Political Upheaval and the Depression of 1837
Throughout history, how have economic downturns affected U.S. politics?
- Voter participation reached an astonishing 80% in 1840, setting a pattern for high turnouts that continued through the 19th century.
- All told, around 40% of America's 850 banks soon were out of business. Most sectors of the economy slumped.
- The economy then briefly rebounded, but another contraction abroad brought on a second panic in October 1839, leading to four more years of depression.
The downturn resulted from various international and native economic developments.
In 1836, the Bank of England, fearing a run on its deposits of specie (silver and gold), sharply contracted credit. British companies curtailed their business with the United States. Foreign demand for U.S. cotton plummeted, cutting cotton prices nearly in half.
Southern planters suffered and many northern companies associated with the cotton trade failed. The Specie Circular, which mandated that speculators could purchase public land only with hard money, caused a drain of specie from eastern to western banks.

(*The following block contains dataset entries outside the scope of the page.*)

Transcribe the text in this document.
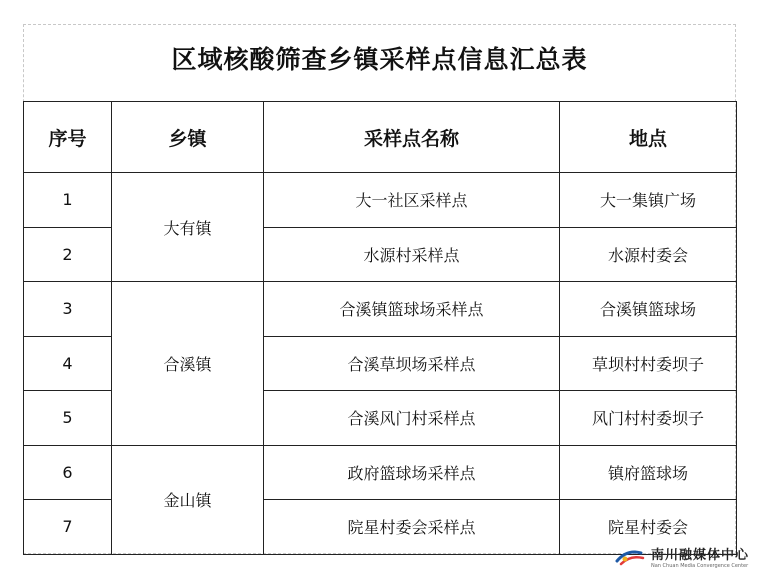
区域核酸筛查乡镇采样点信息汇总表
序号	乡镇	采样点名称	地点
1	大有镇	大一社区采样点	大一集镇广场
2		水源村采样点	水源村委会
3	合溪镇	合溪镇篮球场采样点	合溪镇篮球场
4		合溪草坝场采样点	草坝村村委坝子
5		合溪风门村采样点	风门村村委坝子
6	金山镇	政府篮球场采样点	镇府篮球场
7		院星村委会采样点	院星村委会
南川融媒体中心
Nan Chuan Media Convergence Center
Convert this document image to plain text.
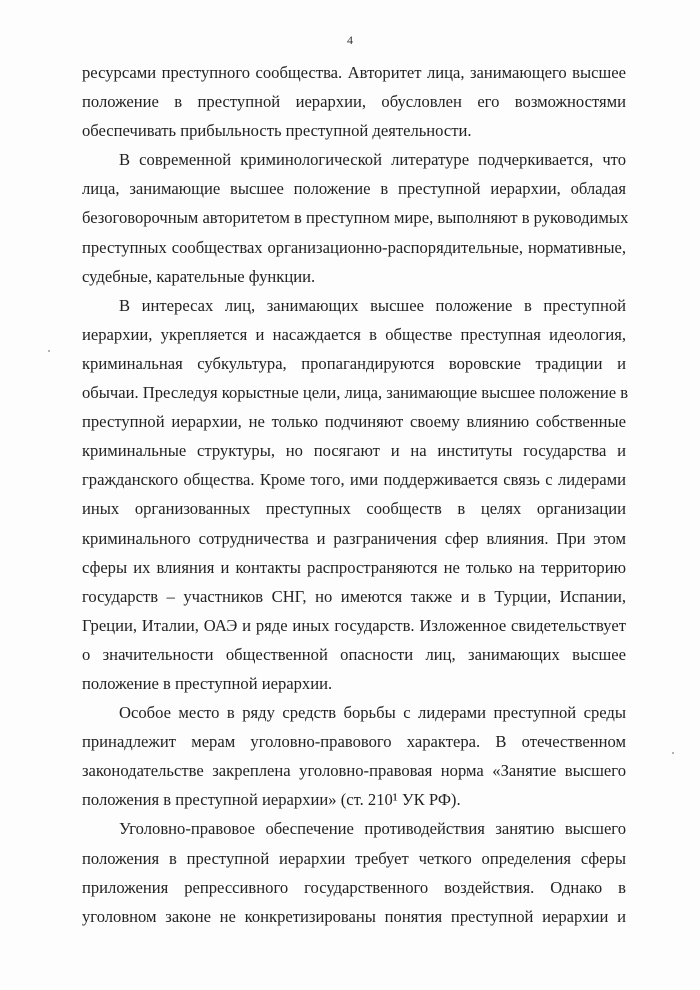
4
ресурсами преступного сообщества. Авторитет лица, занимающего высшее
положение в преступной иерархии, обусловлен его возможностями
обеспечивать прибыльность преступной деятельности.
В современной криминологической литературе подчеркивается, что
лица, занимающие высшее положение в преступной иерархии, обладая
безоговорочным авторитетом в преступном мире, выполняют в руководимых
преступных сообществах организационно-распорядительные, нормативные,
судебные, карательные функции.
В интересах лиц, занимающих высшее положение в преступной
иерархии, укрепляется и насаждается в обществе преступная идеология,
криминальная субкультура, пропагандируются воровские традиции и
обычаи. Преследуя корыстные цели, лица, занимающие высшее положение в
преступной иерархии, не только подчиняют своему влиянию собственные
криминальные структуры, но посягают и на институты государства и
гражданского общества. Кроме того, ими поддерживается связь с лидерами
иных организованных преступных сообществ в целях организации
криминального сотрудничества и разграничения сфер влияния. При этом
сферы их влияния и контакты распространяются не только на территорию
государств – участников СНГ, но имеются также и в Турции, Испании,
Греции, Италии, ОАЭ и ряде иных государств. Изложенное свидетельствует
о значительности общественной опасности лиц, занимающих высшее
положение в преступной иерархии.
Особое место в ряду средств борьбы с лидерами преступной среды
принадлежит мерам уголовно-правового характера. В отечественном
законодательстве закреплена уголовно-правовая норма «Занятие высшего
положения в преступной иерархии» (ст. 210¹ УК РФ).
Уголовно-правовое обеспечение противодействия занятию высшего
положения в преступной иерархии требует четкого определения сферы
приложения репрессивного государственного воздействия. Однако в
уголовном законе не конкретизированы понятия преступной иерархии и
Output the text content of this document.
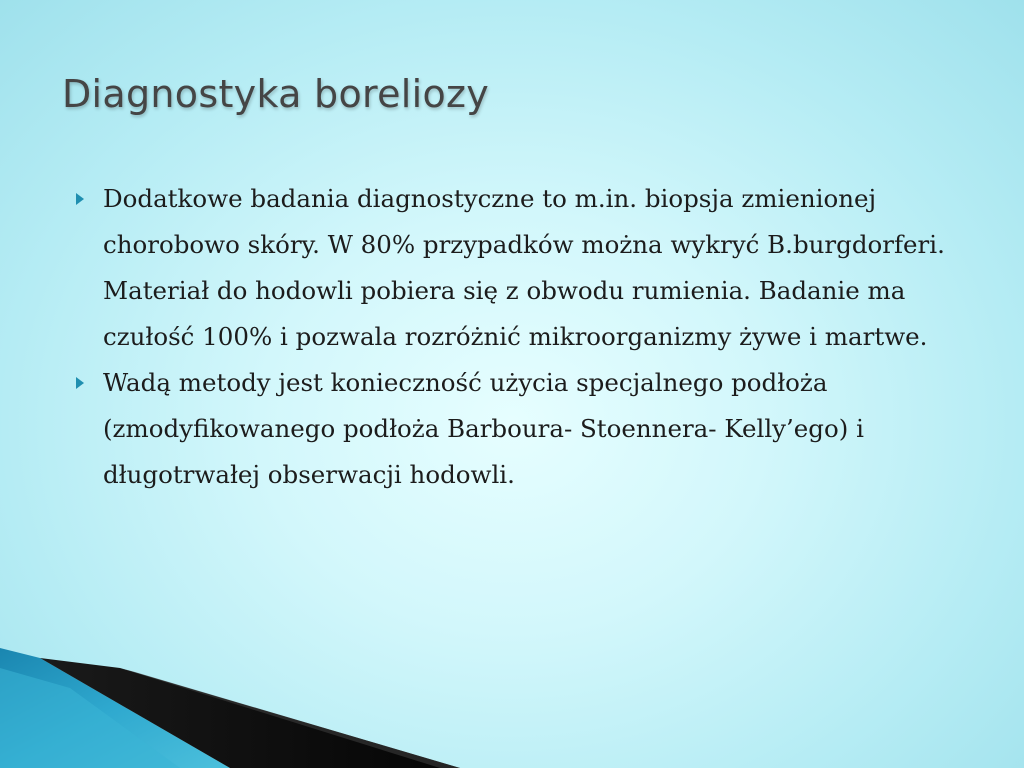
Diagnostyka boreliozy
Dodatkowe badania diagnostyczne to m.in. biopsja zmienionej chorobowo skóry. W 80% przypadków można wykryć B.burgdorferi. Materiał do hodowli pobiera się z obwodu rumienia. Badanie ma czułość 100% i pozwala rozróżnić mikroorganizmy żywe i martwe.
Wadą metody jest konieczność użycia specjalnego podłoża (zmodyfikowanego podłoża Barboura- Stoennera- Kelly’ego) i długotrwałej obserwacji hodowli.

In April 1837, world prices suddenly collapsed, creating a run on banks. On May 10, 1837, all banks in New York suspended specie payments — that is, they refused to redeem paper currency in silver or gold. Banks in New Orleans and other cities soon did the same.
The specie suspensions caused panic, which in turn led to widespread bank failures. The New York diarist George Templeton Strong said, of the banks, "So they go — smash, crash. Where in the name of wonder is to be the end of it?"
All told, around 40% of America's 850 banks soon were out of business. Most sectors of the economy slumped. Business failure brought unemployment. By January 1838, half a million Americans were jobless.
The economy then briefly rebounded, but another contraction abroad brought on a second panic in October 1839, leading to four more years of depression.
Wholesale prices tumbled, and the nation's money supply shrank. Imports plummeted, as did property values. America would not again see such deep, prolonged economic malaise until the Great Depression of the 1930s.
Predictably, President Van Buren was blamed for the downturn. Whigs insisted that Jackson's reckless policies, carried forward by Van Buren, had wreaked havoc on the economy.
What was needed, they argued, was government-sponsored stabilization of the economy through a new national bank. As the "out" party, the Whigs profited politically from the depression, gaining in state elections at moments when it was especially bad.
Still, as the 1840 election approached, Van Buren had reason to be confident of re-election.
He had consolidated the Democratic Party. He had averted war and subdued sectional tensions. He had run a tight financial ship with the assistance of generally skilled administrators.
In his view, he had put the nation on a course toward economic recovery by divorcing the government from banking.
He did not seem to recognize the depth of the nation's crisis. A much later Democratic presidential candidate would heed advice that should have been shouted in Van Buren's ear: "It's the economy, stupid!"
Despite the small upturn of the economy in the middle of Van Buren's term, the nation had never seen such hard times as it did under him.
It was difficult for many Americans to fathom the withdrawal of the government's money from many banks at a time when money was in such short supply.
The Whig arguments for an expanded currency, relaxed credit and governmental participation in everyday finance made sense at a time when scarcity reigned.
The Democrats' largest base was among rural and urban workers. The Whigs appealed mainly to business interests in the North and plantation owners in the South, but also to some sectors of the working class.
Neither party was wholly "the people's party," though the Democrats had seized this image. The Whigs believed in government control of the economy through some version of the American system. They tended to be affiliated with movements like temperance, prison reform, nativism and anti-prostitution.
The turnout on election day was exceptionally strong. Voter participation, which had stood at 58% of eligible voters in 1836, reached an astonishing 80% in 1840, setting a pattern for high turnouts that continued through the 19th century.
Although the Log Cabin hoopla contributed to the excitement, recent historians have shown that it was the mass hunger for economic reform that brought out voters in unprecedented numbers. The Whigs surged to victory.